The results, published in the journal Nature Physics, confirmed a 30-year old theory that a form of water ice called superionic ice likely exists in certain planetary conditions where liquids endure extreme heat and pressure. This includes the ice giants in our own solar system, as well as similar exoplanets discovered in other solar systems throughout our galaxy. Superionic ice, however, is not found naturally on Earth.
“We wanted to see if we could confirm the prediction for superionic water ice and measure its properties in the laboratory,” lead author Marius Millot, a researcher at Lawrence Livermore National Laboratory, said in an email to Seeker. “It is such an unusual state of matter, we wanted to see if we could create it with shock waves.”
There are perhaps 17 — or more — types of water ice, although some remain theoretical. On Earth’s surface, only one kind of ice occurs naturally — the ice in your drink or that makes up the Antarctic ice sheets — called ice lh (pronounced “ice one h”). As water freezes and turns from a liquid into a solid, the water molecules crystalize into a hexagonal shape.
But depending on the pressure and temperature, the water molecules can line up into different shapes, creating different types of ice. Even water at high temperatures can turn solid when compressed under enough pressure. Ice of this type, called ice VII (pronounced “ice eight”), is known to exist deep within Earth, and it was recently found inside of diamonds. Ice VII has also been created in laboratories.
Superionic ice is thought to form at extreme temperatures and pressures, where oxygen atoms are locked into a crystal structure, but the hydrogen ions move around, making the ice simultaneously solid and liquid, somewhat similar to lava.
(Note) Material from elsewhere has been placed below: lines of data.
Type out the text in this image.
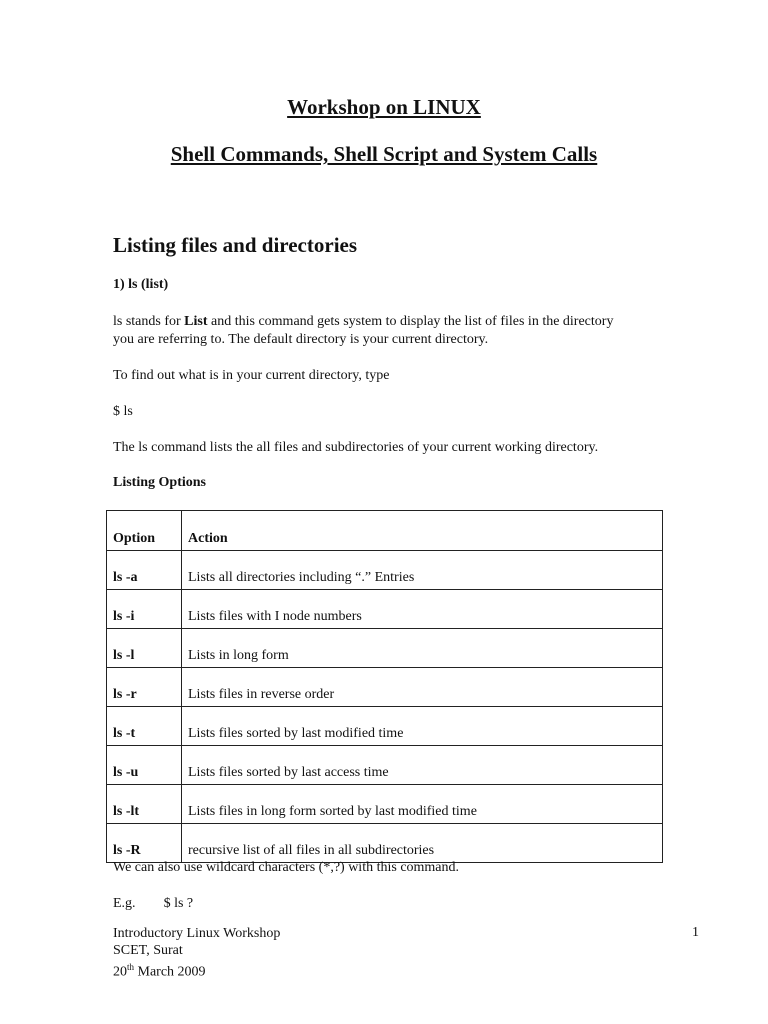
Workshop on LINUX
Shell Commands, Shell Script and System Calls
Listing files and directories
1) ls (list)
ls stands for List and this command gets system to display the list of files in the directory
you are referring to. The default directory is your current directory.
To find out what is in your current directory, type
$ ls
The ls command lists the all files and subdirectories of your current working directory.
Listing Options
Option	Action
ls -a	Lists all directories including “.” Entries
ls -i	Lists files with I node numbers
ls -l	Lists in long form
ls -r	Lists files in reverse order
ls -t	Lists files sorted by last modified time
ls -u	Lists files sorted by last access time
ls -lt	Lists files in long form sorted by last modified time
ls -R	recursive list of all files in all subdirectories
We can also use wildcard characters (*,?) with this command.
E.g. $ ls ?
Introductory Linux Workshop
SCET, Surat
20th March 2009
1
Over the years, various research groups have explored the properties of water under high pressure using computer simulations of the structure of water.
“These simulations showed that when water is compressed to millions of [Earth] atmospheres and heated to thousands of degrees it forms a crystal of oxygen ions with hydrogen ions moving rapidly through the crystal in a fluid-like manner,” co-author Sebastien Hamel, also from LLNL, said in an email. “However, such simulations have been approximations and so we wanted to verify those predictions by reaching those pressure and temperature conditions for a sample of water in the lab and measuring whether or not it solidified and whether or not the hydrogen ions were fluid-like.”
Millot, Hamel, and their colleagues first created ice VII in their laboratory by putting a small, sub-millimeter-sized water sample inside a diamond anvil cell (DAC), a high-pressure device made up of two opposing diamonds, which places water under extreme pressure. They then hand-carried the sample to a laser facility at the University of Rochester.
“What was novel about our experiment was to combine the compressed ice with a laser-generated shock wave to compress and heat up the water sample to reach the conditions of pressure and temperature that we wanted,” Hamel said.
The water was pre-compressed in the DAC to about 30,000 atmospheres and the shockwave briefly increased the pressure to 2,000,000 atmospheres, while heating the sample to about 4,000 degrees Kelvin.
Over a year, the researchers conducted multiple tests and were able to confirm that the extreme pressure and temperatures created superionic ice. They measured the optical reflectivity and absorption levels, showing the samples were opaque, suggesting that the ions were moving.
“Physicist often measure the optical properties to understand the electronic structure,” Millot explained. “Superionic water ice is a semiconductor, and because there are not enough ‘free electrons’ able to carry electrical current, it is not shiny like a metal. Instead, it absorbs visible light and looks black, opaque if there is a thick enough layer.”
These results were consistent with the computer-simulated predictions and Hamel said the researchers are now working on developing a general capability for performing this type of experiment for various other materials.
Interestingly, the team brought the DAC carrying the ice sample inside a carry-on case on a commercial flight from LLNL in California to the laser facility in New York. Asked if that method of transport was nerve-wracking, Millot and Hamel said “not at all. “
“We often hand-carry our targets for laser experiments, so there is always a chance that one cell will break during the trip, but they are usually okay,” Millot said, adding that they usually bring multiple samples. “The final countdown for the laser shots is more stressful, because each cell is destroyed once we have fired the laser. So if the diagnostic did not record, the whole time preparing the target and setting up the laser shot is lost!”
But the researchers said understanding superionic ice could also solve a mystery about the odd, lopsided magnetic fields of Uranus and Neptune detected by the Voyager 2 mission in the 1980’s. Planetary magnetic fields are produced by the movement of electrically conducting internal fluids at high pressures, and any unusual magnetic fields are thought to be related to the consistency of the fluids that generate them.
“Given how we think planets like Neptune and Uranus form, a large fraction of their mass is water,” Hamel said. “Under the pressures and temperatures achieved in the interior of those giant planets, water will be a fluid for the outer part of the planet and a super-ionic solid for the deeper layers of the planet.”